Sebzeleri, Meyveleri Yiyoruz ama
Amerika’da federal idarenin önde gelen bir kurumunun elindeki bulguları değerlendiren yeni bir araştırma sebzelerle meyveleri hapur küpür yerken bol miktarda kimyasal da yuttuğumuzu ortaya koydu.

Sebzeleri, meyveleri keyifle yiyoruz. Afiyet olsun! Ama…
Amerika’da federal idarenin önde gelen bir kurumunun elindeki bulguları değerlendiren yeni bir araştırma sebzelerle meyveleri hapur küpür yerken bol miktarda kimyasal da yuttuğumuzu ortaya koydu. Üstelik bunları pişirmeden ya da masaya getirmeden önce yıkasak da işe yaramıyor. Çeşit çeşit tarım ilacı bunların içine yerleşmiş olarak bünyemize misafir oluyor. Araştırmacılar bazılarında 18 değişik tarım ilacı saptamışlar.
Araştırmanın kaynağı Amerikan Tarım Bakanlığının resmi veri tabanı. Bundaki verileri değerlendiren de Environmental Working Group (EWG) adlı etkin sivil toplum kuruluşu. Bu çalışmanın tamamına buradan ulaşabilirsiniz.
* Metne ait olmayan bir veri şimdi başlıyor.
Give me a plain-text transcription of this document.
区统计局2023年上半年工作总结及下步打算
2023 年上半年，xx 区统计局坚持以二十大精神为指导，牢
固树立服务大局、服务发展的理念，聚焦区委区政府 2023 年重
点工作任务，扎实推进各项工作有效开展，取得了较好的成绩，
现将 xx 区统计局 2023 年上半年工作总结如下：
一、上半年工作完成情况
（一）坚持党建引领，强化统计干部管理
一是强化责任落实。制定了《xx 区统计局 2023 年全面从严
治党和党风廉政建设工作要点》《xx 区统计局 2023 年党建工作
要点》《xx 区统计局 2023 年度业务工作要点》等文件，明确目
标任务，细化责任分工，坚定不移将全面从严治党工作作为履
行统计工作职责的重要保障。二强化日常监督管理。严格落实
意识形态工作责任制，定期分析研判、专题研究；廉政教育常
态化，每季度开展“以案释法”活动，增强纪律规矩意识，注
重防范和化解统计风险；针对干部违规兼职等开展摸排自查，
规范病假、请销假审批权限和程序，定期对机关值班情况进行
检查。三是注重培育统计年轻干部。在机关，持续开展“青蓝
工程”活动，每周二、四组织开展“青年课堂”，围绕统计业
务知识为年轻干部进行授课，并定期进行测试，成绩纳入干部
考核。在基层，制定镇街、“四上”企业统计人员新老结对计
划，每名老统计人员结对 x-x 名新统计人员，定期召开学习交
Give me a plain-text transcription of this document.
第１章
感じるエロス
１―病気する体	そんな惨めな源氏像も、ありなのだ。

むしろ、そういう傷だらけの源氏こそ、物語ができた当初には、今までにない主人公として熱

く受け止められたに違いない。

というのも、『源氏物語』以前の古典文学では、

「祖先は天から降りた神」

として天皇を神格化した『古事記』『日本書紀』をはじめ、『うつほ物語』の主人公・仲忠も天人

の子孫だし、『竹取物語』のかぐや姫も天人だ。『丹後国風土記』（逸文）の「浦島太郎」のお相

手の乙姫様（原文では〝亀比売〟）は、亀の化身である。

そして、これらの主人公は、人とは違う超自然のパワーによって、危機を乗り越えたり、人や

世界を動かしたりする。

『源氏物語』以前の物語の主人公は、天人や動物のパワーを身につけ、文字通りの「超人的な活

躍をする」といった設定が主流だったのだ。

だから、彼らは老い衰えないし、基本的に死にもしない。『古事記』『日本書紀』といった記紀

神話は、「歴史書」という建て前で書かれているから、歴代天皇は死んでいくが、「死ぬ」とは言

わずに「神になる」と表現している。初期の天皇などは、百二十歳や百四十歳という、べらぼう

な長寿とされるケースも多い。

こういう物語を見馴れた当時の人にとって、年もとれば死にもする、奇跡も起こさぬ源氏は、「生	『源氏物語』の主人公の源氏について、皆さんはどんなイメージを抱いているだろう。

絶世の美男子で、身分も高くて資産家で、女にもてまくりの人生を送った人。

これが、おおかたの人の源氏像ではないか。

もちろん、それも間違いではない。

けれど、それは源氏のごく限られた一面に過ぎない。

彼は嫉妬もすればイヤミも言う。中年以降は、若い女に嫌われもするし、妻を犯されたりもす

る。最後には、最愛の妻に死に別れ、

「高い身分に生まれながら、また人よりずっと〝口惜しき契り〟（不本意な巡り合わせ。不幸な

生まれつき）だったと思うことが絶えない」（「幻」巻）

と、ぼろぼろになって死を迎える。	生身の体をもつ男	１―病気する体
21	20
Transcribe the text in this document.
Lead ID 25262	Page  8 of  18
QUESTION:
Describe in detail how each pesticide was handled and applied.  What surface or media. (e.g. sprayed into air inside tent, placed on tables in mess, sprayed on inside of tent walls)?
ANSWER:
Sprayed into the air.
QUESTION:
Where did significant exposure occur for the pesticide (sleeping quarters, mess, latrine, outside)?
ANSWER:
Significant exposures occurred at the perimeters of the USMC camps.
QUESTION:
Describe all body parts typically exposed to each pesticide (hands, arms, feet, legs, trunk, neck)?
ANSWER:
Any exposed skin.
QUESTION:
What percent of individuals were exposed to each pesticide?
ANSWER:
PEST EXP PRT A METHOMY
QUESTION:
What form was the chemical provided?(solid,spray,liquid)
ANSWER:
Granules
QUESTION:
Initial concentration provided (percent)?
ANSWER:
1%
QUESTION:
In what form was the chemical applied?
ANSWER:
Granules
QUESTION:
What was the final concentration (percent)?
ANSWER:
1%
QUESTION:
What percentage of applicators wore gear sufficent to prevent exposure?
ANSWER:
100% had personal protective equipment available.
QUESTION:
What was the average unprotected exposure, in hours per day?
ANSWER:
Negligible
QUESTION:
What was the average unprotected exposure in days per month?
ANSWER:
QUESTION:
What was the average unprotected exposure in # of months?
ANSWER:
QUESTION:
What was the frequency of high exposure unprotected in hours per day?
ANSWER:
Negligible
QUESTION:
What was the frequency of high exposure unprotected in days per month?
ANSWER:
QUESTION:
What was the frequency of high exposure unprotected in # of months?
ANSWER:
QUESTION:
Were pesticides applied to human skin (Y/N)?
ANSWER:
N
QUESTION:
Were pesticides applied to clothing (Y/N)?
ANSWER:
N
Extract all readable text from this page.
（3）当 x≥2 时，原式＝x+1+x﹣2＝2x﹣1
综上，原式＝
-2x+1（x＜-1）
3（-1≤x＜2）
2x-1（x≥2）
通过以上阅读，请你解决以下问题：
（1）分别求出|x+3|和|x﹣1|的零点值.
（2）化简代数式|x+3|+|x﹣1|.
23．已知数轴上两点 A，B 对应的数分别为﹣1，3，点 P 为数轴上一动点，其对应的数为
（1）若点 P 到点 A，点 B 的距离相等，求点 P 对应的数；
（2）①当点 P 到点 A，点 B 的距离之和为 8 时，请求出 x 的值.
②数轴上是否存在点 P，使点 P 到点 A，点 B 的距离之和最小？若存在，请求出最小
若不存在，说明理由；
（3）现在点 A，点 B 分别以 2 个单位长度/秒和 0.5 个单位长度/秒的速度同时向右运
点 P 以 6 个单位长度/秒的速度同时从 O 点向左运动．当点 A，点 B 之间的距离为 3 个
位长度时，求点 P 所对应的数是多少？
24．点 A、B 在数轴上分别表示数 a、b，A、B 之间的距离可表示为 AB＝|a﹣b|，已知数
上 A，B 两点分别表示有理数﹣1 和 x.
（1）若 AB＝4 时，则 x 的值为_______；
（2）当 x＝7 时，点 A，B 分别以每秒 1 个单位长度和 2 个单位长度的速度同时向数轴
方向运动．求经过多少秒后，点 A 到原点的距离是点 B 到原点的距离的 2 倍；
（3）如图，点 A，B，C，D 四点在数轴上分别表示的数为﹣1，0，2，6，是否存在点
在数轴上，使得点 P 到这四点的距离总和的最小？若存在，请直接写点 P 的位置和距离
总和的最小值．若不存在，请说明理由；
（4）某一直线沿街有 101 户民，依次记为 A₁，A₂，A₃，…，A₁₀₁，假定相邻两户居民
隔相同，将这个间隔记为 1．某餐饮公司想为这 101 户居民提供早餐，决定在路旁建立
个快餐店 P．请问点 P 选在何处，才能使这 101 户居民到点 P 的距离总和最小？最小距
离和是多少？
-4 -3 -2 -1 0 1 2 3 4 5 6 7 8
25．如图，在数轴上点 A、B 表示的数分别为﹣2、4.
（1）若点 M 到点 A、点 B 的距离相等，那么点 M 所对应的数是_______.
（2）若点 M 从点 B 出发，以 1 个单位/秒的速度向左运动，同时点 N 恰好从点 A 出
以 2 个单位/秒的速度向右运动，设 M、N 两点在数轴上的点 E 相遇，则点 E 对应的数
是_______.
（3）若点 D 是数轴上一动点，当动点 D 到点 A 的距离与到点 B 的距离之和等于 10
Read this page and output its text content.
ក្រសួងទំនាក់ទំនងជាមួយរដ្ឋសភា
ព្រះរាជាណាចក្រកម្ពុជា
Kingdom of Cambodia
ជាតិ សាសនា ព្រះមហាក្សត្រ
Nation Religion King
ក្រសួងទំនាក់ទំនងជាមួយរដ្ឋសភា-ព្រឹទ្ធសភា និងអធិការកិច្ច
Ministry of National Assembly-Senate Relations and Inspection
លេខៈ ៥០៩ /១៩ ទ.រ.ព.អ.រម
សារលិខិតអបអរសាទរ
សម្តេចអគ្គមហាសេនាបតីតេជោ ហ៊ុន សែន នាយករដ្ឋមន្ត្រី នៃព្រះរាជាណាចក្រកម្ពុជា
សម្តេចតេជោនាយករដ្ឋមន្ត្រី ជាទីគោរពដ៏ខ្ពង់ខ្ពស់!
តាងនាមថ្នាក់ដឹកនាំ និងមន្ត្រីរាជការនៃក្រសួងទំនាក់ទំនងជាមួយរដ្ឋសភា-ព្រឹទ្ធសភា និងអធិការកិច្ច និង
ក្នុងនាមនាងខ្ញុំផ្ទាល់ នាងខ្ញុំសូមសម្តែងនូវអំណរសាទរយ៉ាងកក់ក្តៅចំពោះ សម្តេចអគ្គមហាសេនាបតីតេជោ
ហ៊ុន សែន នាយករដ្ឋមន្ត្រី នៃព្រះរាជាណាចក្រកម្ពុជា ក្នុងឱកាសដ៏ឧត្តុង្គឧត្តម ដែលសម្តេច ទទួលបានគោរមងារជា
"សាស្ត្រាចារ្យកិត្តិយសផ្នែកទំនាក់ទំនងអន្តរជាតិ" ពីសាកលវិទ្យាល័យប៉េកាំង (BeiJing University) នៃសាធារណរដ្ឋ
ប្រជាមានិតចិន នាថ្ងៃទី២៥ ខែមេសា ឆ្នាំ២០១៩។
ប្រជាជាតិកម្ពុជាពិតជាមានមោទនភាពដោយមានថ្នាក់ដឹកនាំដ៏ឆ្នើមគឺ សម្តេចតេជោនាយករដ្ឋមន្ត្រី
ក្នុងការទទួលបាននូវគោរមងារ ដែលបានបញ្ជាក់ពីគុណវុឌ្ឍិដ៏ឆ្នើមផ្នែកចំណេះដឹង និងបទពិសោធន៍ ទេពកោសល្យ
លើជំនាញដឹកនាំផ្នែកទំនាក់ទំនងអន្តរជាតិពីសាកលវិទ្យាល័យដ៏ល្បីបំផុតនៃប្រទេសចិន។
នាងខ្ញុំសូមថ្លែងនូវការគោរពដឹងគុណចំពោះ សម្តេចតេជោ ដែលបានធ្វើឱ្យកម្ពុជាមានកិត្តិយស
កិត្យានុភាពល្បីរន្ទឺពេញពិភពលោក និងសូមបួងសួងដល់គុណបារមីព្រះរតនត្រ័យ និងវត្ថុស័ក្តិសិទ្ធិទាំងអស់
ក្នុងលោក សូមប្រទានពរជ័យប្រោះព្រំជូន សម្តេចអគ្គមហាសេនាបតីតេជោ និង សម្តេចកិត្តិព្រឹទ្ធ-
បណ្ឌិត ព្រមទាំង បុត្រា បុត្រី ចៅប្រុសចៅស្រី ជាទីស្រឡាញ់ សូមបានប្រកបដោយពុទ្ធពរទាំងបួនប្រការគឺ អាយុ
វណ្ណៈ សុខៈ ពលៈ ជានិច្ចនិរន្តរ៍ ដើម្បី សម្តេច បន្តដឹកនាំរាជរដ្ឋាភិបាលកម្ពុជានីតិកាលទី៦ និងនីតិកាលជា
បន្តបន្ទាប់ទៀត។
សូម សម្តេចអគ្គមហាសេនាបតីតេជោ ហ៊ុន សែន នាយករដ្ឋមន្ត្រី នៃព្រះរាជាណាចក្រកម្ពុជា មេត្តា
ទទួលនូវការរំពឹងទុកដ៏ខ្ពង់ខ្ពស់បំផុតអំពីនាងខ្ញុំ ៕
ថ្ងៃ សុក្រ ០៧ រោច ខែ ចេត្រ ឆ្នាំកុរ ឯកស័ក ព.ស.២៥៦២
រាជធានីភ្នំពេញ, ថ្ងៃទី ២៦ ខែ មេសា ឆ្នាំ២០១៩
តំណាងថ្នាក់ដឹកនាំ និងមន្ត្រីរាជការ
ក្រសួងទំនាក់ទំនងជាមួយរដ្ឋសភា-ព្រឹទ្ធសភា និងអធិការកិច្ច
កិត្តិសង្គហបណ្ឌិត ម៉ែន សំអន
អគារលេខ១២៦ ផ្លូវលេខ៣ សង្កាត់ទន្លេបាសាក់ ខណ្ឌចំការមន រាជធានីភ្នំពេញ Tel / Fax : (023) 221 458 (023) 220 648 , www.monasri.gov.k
Öyle anlaşılıyor ki, Amerika’da satılıp tüketiciye ulaşan tarımsal ürünlerin %70’i kimyasallı. Kimi az oranda, ama kimi hayli fazla ilaçlı. En beterlerin listesinin başında çilek geliyor. Peşinden ıspanak. Sonra da kıvırcık lahana. Listenin dibinde, en zararsızlar arasında avokado, şeker mısır ve ananas yer alıyor.
Daha da ötesi, kıvırcık lahana örneklerinin %60’ında “dacthal” adlı kimyasalın yer aldığı saptanmış. Bu maddenin, kansere neden olma tehlikesi nedeniyle, Avrupa Birliği’nde tarım ilacı olarak kullanılması yasaklanmış durumda.
Araştırmanın sergilediği sıralamaya bir göz atalım. Kimyasalların yüksek oranda bulaştığı ürünler (en fazladan daha azına göre) şöyle: Çilek – ıspanak – kıvırcık lahana – şeftali – elma – üzüm – kiraz – armut – domates – kereviz – patates.
En azlar grubunun sıralaması da şöyle görünüyor: avokado – şeker mısır – ananas – bezelye – soğan – patlıcan – kuşkonmaz – kivi – lahana – karnabahar- kavun.
Bu noktada dikkat çekilmesi gereken iki husus var. Bunlardan biri, adı geçen raporun Amerika’daki durumu yansıtıyor olması. Başka bir deyişle, oradaki tarım tekniklerinin niteliğini ve alışkanlıklarını. Acaba, ülkemizdeki üretim süreci benzeri sıralamayı mı, yoksa daha başka bir oluşumu mu biçimlendiriyor? Ama bizde de tarımda kimyasal kullanıldığını biliyoruz. Öte yandan da kimi zaman tâ Şili’den getirilmiş üzümleri soframızda bulabiliyoruz.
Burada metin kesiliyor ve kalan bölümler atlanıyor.